Václav Havel, photo: ČT24

La bibliothèque Václav Havel à Prague accueillait lundi Aurélie Morel, auteure d’une pièce de théâtre intitulée Château Hippie. Une pièce qui se déroule juste après la révolution de velours, en Tchécoslovaquie, avec en toile de fond, le président Václav Havel invitant le musicien Frank Zappa à Prague, espérant en faire son ministre de la Culture. Les changements de la société tchécoslovaque, la démocratie en marche, les espoirs ou les regrets : toute la confusion des sentiments de cette époque extraordinaire au sens propre du terme est vue par le regard de deux personnages antinomiques, au travers de deux monologues. AK a rencontré Aurélie Morel qui lui a confié comment sa pièce allait puiser directement dans sa propre expérience de ces années post-révolutionnaires en Tchécoslovaquie.

Aurélie Morel,  photo: Site officel de la bibliothèque Václav Havel
Aurélie Morel, vous êtes à l’heure actuelle responsable de l’action culturelle pour le service de Lecture public de la ville de Courbevoie, mais cet emploi ne résume absolument pas le parcours intéressant que vous avez eu et qui vous lie à Prague et à la République tchèque. Car, on va en parler un peu plus tard, vous êtes l’auteur d’une pièce de théâtre intitulée Château hippie qui se déroule juste après la révolution de velours, en Tchécoslovaquie, avec Václav Havel et Frank Zappa en filigrane. Alors pour commencer, je vais vous demander, comment une jeune fille de 18 ans à peine se retrouve à Prague, en Tchécoslovaquie, un 27 décembre 1989, la veille de l’investiture de Václav Havel à la présidence de la Tchécoslovaquie post-communiste ?

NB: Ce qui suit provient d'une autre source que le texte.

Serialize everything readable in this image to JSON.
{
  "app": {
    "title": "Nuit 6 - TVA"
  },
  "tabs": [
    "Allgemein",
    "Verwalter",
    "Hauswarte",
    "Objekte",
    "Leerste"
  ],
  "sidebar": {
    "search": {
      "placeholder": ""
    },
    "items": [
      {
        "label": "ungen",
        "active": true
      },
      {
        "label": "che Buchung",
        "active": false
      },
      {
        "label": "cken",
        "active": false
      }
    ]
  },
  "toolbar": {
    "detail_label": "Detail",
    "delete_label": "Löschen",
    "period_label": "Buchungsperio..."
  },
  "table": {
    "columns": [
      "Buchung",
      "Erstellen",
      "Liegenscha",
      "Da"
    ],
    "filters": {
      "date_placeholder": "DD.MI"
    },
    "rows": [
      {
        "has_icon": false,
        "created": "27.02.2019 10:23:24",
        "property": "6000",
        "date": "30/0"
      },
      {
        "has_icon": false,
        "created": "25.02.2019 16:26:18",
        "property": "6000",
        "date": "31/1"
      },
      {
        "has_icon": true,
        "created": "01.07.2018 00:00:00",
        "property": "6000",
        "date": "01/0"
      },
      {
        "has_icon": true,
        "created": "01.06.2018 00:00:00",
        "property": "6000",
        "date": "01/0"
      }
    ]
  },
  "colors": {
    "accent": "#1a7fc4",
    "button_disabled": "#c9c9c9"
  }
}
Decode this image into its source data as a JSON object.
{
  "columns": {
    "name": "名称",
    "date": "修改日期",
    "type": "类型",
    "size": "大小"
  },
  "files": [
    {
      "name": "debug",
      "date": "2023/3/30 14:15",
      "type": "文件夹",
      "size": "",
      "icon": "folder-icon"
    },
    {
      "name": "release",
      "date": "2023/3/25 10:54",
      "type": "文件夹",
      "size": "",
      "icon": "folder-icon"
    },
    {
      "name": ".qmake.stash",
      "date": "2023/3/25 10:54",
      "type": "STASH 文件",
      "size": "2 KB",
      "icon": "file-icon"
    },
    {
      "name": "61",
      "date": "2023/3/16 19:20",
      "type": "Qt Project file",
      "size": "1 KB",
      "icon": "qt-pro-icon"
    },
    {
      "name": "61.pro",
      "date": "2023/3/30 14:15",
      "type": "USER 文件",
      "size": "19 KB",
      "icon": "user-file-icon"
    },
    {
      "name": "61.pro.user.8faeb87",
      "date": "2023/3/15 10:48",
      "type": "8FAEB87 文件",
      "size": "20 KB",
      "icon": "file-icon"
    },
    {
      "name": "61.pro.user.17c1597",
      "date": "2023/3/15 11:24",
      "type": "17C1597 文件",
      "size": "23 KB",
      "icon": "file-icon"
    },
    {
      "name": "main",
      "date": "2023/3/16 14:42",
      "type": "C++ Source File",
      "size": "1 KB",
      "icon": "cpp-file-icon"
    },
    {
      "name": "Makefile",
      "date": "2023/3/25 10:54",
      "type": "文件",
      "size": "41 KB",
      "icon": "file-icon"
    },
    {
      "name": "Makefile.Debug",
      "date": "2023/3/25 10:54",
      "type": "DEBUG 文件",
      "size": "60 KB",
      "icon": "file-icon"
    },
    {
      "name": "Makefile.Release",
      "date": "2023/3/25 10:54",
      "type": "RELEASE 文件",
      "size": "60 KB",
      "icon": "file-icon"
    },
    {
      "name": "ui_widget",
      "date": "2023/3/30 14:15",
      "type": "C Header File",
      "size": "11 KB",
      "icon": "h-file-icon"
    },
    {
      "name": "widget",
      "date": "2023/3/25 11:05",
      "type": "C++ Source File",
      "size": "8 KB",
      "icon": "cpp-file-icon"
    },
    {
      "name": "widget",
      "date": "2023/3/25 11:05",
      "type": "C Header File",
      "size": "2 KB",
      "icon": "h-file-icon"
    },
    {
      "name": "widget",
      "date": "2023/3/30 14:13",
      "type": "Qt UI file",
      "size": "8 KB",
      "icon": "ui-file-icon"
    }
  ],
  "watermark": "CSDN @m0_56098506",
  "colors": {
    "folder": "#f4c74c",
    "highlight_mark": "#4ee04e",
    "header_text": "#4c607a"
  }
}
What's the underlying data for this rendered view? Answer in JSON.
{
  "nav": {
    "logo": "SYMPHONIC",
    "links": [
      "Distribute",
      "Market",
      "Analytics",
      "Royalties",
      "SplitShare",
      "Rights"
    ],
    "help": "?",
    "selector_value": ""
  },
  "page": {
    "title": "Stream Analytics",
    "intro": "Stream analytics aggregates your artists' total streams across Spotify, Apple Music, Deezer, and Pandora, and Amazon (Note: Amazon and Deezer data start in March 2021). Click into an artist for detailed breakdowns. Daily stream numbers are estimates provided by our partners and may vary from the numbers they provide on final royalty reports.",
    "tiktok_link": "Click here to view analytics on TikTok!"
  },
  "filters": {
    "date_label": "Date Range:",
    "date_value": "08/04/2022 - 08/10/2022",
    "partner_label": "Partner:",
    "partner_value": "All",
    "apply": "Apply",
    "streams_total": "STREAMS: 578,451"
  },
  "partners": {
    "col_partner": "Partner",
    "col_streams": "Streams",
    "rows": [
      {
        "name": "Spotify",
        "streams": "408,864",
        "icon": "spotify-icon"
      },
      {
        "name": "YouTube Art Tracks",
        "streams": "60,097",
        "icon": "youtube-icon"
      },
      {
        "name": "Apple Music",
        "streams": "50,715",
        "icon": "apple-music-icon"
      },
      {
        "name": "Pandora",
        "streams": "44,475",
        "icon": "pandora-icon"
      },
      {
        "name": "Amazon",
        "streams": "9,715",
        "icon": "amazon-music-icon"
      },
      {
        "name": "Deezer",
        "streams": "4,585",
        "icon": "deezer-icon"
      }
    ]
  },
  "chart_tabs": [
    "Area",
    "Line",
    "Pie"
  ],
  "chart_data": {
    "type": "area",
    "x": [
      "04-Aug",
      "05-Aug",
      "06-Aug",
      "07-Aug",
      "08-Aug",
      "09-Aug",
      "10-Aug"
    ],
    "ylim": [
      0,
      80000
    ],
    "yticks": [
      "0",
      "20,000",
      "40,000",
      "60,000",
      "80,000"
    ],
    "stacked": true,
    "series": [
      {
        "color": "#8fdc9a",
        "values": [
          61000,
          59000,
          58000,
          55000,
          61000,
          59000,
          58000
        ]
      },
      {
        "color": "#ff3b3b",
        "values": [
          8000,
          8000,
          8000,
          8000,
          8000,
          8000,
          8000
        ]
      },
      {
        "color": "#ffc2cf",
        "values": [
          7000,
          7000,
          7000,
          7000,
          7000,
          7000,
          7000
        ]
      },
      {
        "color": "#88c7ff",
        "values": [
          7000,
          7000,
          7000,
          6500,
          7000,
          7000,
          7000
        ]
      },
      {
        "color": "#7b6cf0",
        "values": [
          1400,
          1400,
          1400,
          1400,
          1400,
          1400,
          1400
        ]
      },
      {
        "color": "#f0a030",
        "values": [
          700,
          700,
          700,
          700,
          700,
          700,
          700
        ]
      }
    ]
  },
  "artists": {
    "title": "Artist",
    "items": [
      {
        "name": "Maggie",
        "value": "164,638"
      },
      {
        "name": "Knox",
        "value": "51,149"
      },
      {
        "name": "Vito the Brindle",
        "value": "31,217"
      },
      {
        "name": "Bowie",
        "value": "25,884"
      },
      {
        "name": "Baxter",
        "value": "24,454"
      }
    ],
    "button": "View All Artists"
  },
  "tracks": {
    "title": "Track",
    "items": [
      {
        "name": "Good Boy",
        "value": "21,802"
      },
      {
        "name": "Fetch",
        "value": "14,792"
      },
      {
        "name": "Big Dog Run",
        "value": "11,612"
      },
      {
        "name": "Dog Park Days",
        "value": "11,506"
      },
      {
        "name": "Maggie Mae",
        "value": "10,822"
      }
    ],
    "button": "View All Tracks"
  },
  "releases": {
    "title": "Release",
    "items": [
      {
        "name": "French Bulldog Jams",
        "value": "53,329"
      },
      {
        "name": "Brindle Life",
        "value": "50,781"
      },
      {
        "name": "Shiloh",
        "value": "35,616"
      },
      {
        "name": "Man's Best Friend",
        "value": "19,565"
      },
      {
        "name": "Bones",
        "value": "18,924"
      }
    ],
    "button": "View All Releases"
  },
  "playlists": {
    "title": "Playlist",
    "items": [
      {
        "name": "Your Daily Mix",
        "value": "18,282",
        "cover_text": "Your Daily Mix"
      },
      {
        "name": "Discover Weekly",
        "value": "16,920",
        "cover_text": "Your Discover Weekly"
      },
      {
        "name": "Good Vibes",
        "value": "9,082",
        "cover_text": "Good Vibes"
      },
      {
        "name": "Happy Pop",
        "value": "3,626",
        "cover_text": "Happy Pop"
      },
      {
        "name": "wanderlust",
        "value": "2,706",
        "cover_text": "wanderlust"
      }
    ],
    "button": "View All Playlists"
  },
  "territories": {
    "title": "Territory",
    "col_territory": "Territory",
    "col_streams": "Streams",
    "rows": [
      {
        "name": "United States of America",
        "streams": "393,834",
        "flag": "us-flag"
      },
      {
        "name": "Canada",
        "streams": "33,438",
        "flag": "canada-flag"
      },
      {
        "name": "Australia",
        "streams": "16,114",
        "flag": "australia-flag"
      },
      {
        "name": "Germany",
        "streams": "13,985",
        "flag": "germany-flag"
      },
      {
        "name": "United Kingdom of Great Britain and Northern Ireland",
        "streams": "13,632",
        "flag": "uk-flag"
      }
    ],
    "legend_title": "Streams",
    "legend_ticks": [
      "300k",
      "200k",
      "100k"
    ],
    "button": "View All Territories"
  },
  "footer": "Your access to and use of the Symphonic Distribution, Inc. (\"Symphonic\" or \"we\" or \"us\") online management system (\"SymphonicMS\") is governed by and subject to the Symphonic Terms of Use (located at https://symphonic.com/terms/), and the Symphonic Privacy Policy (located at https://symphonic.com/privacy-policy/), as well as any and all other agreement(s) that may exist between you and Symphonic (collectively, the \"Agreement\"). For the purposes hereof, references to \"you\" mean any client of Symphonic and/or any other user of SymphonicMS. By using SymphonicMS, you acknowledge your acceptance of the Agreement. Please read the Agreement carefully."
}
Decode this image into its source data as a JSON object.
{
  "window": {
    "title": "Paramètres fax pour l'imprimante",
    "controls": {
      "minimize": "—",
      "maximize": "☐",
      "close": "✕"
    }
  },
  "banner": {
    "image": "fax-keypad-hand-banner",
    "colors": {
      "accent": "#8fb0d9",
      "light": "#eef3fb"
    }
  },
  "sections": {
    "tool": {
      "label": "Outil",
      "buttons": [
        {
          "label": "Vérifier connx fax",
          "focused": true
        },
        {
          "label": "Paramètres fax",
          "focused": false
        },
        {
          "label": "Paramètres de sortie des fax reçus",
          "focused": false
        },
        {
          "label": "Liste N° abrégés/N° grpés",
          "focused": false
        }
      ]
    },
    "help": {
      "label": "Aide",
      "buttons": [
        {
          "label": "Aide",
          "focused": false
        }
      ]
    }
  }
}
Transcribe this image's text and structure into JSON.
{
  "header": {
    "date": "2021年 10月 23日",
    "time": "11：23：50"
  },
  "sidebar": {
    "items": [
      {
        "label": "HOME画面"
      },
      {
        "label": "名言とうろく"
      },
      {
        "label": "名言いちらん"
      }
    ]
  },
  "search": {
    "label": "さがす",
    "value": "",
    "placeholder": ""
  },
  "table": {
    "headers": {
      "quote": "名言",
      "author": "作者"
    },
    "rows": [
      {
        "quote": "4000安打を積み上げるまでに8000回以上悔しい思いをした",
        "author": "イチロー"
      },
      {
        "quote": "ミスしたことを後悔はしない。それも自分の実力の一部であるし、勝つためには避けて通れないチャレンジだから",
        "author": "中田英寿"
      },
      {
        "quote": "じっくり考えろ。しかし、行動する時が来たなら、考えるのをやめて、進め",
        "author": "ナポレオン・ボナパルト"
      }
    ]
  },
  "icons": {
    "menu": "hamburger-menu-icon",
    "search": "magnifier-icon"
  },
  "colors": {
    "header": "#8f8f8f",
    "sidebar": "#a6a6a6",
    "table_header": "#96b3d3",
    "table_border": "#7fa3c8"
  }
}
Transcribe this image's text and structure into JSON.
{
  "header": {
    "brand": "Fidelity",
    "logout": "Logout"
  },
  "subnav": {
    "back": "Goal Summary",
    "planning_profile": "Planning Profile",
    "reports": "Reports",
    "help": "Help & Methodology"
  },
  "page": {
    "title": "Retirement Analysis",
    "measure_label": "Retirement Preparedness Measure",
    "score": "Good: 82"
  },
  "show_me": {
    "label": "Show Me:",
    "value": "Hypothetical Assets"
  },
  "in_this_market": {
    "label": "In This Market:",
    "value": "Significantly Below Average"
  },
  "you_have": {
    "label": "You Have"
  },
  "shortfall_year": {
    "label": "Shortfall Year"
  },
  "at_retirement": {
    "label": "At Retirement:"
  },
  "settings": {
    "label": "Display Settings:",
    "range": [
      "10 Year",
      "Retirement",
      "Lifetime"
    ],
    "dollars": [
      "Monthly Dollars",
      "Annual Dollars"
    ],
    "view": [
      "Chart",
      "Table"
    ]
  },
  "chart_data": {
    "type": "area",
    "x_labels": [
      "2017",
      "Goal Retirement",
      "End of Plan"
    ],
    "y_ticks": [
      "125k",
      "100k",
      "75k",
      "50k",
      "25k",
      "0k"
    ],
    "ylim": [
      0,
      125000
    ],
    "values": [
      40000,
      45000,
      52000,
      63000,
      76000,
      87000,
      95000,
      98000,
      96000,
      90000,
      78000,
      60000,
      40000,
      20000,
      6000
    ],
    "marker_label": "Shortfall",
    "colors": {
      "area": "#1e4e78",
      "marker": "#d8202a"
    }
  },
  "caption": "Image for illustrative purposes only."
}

« En fait, dans les années 1980, j’étais fascinée par cette autre Europe, inconnue, mystérieuse. A mes yeux, c’était la planète Mars. J’avais très envie de rencontrer des gens. A la fin des années 1980, le pays commençait à s’ouvrir et j’ai rencontré un Tchèque par des amis. Il y avait des chantiers internationaux en France et cet étudiant tchèque nous a tout de suite invités moi et mes amis, à venir à Prague. C’était pendant l’été. Il nous a raconté la situation, nous a dit qu’il voulait émigrer pour être photographe. Tout a basculé peu de temps après son retour. On est quand partis à Prague et on est arrivés dans une période totalement euphorique et agitée. Ma première nuit à Prague, je l’ai passée à la fac d’Albertov, dans un sac de couchage. »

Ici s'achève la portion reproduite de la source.